Meir Ben-Shabbat, alors conseiller à la sécurité nationale, lors d’une cérémonie à l’aéroport Ben Gourion avant de se rendre à Bahreïn pour signer une série d’accords bilatéraux entre Jérusalem et Manama, le 18 octobre 2020. (Crédit: Marc Israel Sellem/POOL via FLASH90)

Meir Ben-Shabbat, chercheur principal invité à l’Institut d’études sur la sécurité nationale et ancien conseiller à la sécurité nationale, a déclaré qu’Israël « n’a pas besoin de prouver de quelle vision du monde, de quelle perspective idéologique et de quelles valeurs il est proche. C’est assez clair pour tout le monde. »

« Tout le monde est également conscient qu’Israël et les États-Unis ont des relations qui sont appelées, et non sans fondement, une « relation spéciale ». Parallèlement à cela, Israël a des intérêts supplémentaires qu’il doit prendre en considération. »

Cela pourrait même ne pas être particulièrement avantageux pour l’Ukraine si Israël aliénait la Russie. Si Poutine veut un médiateur à un moment donné – et il se pourrait bien qu’il n’y ait pas d’autre issue que les négociations – Israël est l’une des rares options avec lesquelles les deux parties seraient à l’aise.

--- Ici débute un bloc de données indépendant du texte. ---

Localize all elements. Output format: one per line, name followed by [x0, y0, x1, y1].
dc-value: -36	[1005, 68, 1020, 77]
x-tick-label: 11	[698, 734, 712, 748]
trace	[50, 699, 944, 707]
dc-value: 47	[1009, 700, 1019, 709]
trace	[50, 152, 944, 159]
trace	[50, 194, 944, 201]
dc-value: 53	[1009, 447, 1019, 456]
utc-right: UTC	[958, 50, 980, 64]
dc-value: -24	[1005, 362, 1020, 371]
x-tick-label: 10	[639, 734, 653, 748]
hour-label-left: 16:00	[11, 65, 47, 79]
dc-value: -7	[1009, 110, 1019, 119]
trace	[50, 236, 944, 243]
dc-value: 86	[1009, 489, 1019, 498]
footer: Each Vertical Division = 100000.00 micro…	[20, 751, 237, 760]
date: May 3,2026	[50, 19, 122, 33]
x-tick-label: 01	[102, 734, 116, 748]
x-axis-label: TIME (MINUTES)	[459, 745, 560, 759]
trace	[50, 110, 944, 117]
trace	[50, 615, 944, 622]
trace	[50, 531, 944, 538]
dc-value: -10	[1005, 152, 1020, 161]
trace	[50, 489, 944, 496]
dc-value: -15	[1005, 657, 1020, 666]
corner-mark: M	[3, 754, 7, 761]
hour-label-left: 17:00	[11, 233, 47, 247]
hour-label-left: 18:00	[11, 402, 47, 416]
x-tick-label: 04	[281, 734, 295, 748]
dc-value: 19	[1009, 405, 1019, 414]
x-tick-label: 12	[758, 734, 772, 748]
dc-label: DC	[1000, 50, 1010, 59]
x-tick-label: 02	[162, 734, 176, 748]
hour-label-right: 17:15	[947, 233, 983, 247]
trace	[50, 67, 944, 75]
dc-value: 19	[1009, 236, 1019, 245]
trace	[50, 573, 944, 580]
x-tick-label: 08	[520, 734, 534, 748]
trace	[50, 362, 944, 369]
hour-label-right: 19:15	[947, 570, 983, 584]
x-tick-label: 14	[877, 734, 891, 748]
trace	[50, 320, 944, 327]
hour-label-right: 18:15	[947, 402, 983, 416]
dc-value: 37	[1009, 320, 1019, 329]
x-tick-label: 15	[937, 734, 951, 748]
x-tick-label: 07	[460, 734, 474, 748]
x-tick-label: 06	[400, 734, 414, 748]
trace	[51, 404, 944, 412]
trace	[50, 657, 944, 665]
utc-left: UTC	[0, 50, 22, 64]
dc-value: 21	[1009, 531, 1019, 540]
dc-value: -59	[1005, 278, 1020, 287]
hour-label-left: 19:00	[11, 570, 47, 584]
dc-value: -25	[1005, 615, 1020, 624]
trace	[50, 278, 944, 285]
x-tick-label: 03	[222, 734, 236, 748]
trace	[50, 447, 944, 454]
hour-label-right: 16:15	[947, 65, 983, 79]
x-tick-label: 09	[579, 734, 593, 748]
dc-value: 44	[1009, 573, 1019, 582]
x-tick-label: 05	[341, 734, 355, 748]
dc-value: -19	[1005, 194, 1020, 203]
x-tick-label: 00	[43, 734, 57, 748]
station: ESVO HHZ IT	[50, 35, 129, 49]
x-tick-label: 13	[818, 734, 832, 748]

La Russie n’ira pas dans une grande capitale occidentale et l’Ukraine considère la Biélorussie comme trop pro-russe pour retourner à Minsk. Avec Genève ou Vienne, Jérusalem est une option de premier plan. Ben-Shabbat a déclaré qu’il est parfaitement concevable qu’Israël puisse arbitrer les pourparlers, mais « la question de l’accueil est secondaire ».

« La question la plus importante est d’évaluer les conditions et les chances de parvenir à un accord entre les parties », a-t-il déclaré.

« Le fait que nous ayons une relation de travail décente avec la Russie pourrait être bénéfique pour les deux pays, notamment pour les Ukrainiens qui n’ont d’autre souhait à ce stade que de se résoudre autour de la table et non dans les rues de Kiev », a déclaré Lerman.